#clandestina47

Sempre fui a favor do aborto, mas nunca me imaginei realmente na situação de ter que abortar. Há 5 meses descobri que estava grávida através de um teste de farmácia, e não tive que decidir o que faria, porque para mim um aborto já estava decidido. Apesar de estar num relacionamento estável, um filho não fazia parte dos nossos planos, muito menos agora.

Com o apoio do meu companheiro, que foi fundamental para mim, começamos a procurar alternativas pra realizar um aborto. Eu queria realizar numa clínica, mas como conseguir uma? Todos sabemos que elas existem aos montes, mas eles não colocam anúncio na internet ou no jornal. Consegui contato com uma clínica através de uma conhecida, mas o contato não evoluiu. Umas semanas depois (quando eu ainda não tinha realizado meu aborto) a clínica que ficava na Zona Norte do Rio foi estourada numa operação da polícia. Fiquei pensando que eu (como outras mulheres que estavam lá e foram presas) poderia estar lá também.

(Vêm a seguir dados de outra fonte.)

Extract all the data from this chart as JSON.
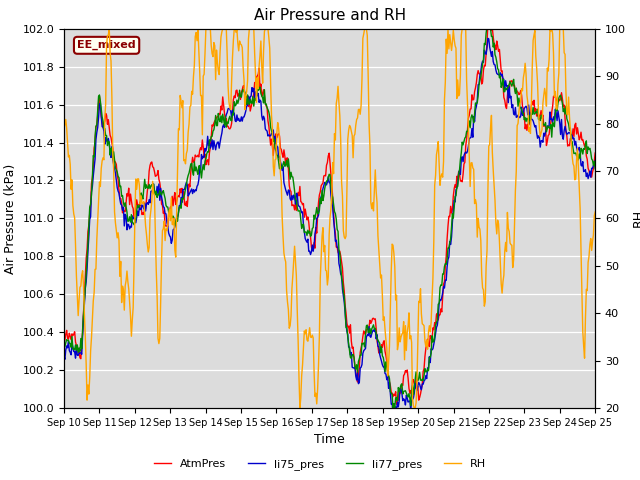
{
  "title": "Air Pressure and RH",
  "xlabel": "Time",
  "ylabel_left": "Air Pressure (kPa)",
  "ylabel_right": "RH",
  "ylim_left": [
    100.0,
    102.0
  ],
  "ylim_right": [
    20,
    100
  ],
  "yticks_left": [
    100.0,
    100.2,
    100.4,
    100.6,
    100.8,
    101.0,
    101.2,
    101.4,
    101.6,
    101.8,
    102.0
  ],
  "yticks_right": [
    20,
    30,
    40,
    50,
    60,
    70,
    80,
    90,
    100
  ],
  "annotation": "EE_mixed",
  "annotation_color": "#8B0000",
  "annotation_bg": "#FFFFF0",
  "bg_color": "#DCDCDC",
  "series_colors": {
    "AtmPres": "#FF0000",
    "li75_pres": "#0000CC",
    "li77_pres": "#008800",
    "RH": "#FFA500"
  },
  "linewidth": 1.0
}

Com a dificuldade de encontrar uma clínica, e os dias passando, eu ficava cada vez mais desesperada. Meu maior medo era não conseguir realizar um aborto, e assim, ter que continuar com uma gravidez indesejada. Acabei recorrendo ao Cytotec. De início, eu não queria abortar com Cytotec, mas alguns sites, como Woman on Waves, me ajudaram a entender como funciona o abortamento utilizando esse remédio. Consegui uma pessoa que vendia 4 comprimidos por R$380,00, e segui as instruções.

Usei os 4 comprimidos via oral e menos de 2 horas depois estava sangrando. Depois de umas 6, 8 horas, eu sangrava muito e sentia uma cólica moderada. Pela manhã do outro dia, senti uma cólica muito forte e uma dor de barriga terrível. Acho que foi quando expeli a maior parte do feto, infelizmente, na privada.

Não é algo legal, e eu sei que não precisaria ser assim. Eu queria algo rápido, limpo, seguro, mas eu me sentia suja, e realmente preocupada com minha própria vida, pois passei 2 dias com uma hemorragia forte, que depois se tornou um sangramento leve que durou umas 3 semanas. Depois de uns 5 dias, realizei uma ultra transvaginal e não havia indícios de gravidez. Fiquei aliviada, porém passei 1 mês terrível, desde quando descobri a gravidez até quando interrompi ela.

É péssimo ter que ir trabalhar, estudar, conversar com os amigos, e a família, tendo um hospedeiro indesejado dentro de você. Era como me sentia. Sou mulher, responsável, dona da minha vida, e muitas vezes enquanto ainda estava grávida, chorava simplesmente por não poder ter direito sobre meu próprio corpo. E sabendo que se não queria uma criança nos braços daqui uns meses, ia ter que, talvez, colocar minha vida em risco num aborto clandestino, como foi.

Não tive nenhuma crise de remorso, não me arrependi. Agi de todo acordo com minha consciência, que está tranquila. Espero não ter que realizar outro aborto, mas se necessário, abortarei outras vezes. Maternidade é uma escolha, e eu não escolhi ela.

Além do meu companheiro, não contei pra mais ninguém. Não queria ninguém enchendo minha cabeça. Decidi sozinha, e assim foi. Sei que eu fui uma das milhares de mulheres que diariamente passam pelo mesmo sufoco de esconder uma gravidez, achar alternativas, se arriscar, juntar dinheiro, simplesmente pra conseguir acesso a algo que deveria ser um direito da mulher. Quem sabe um dia não vemos essa realidade mudar. Aborto é questão de saúde pública, não de opinião.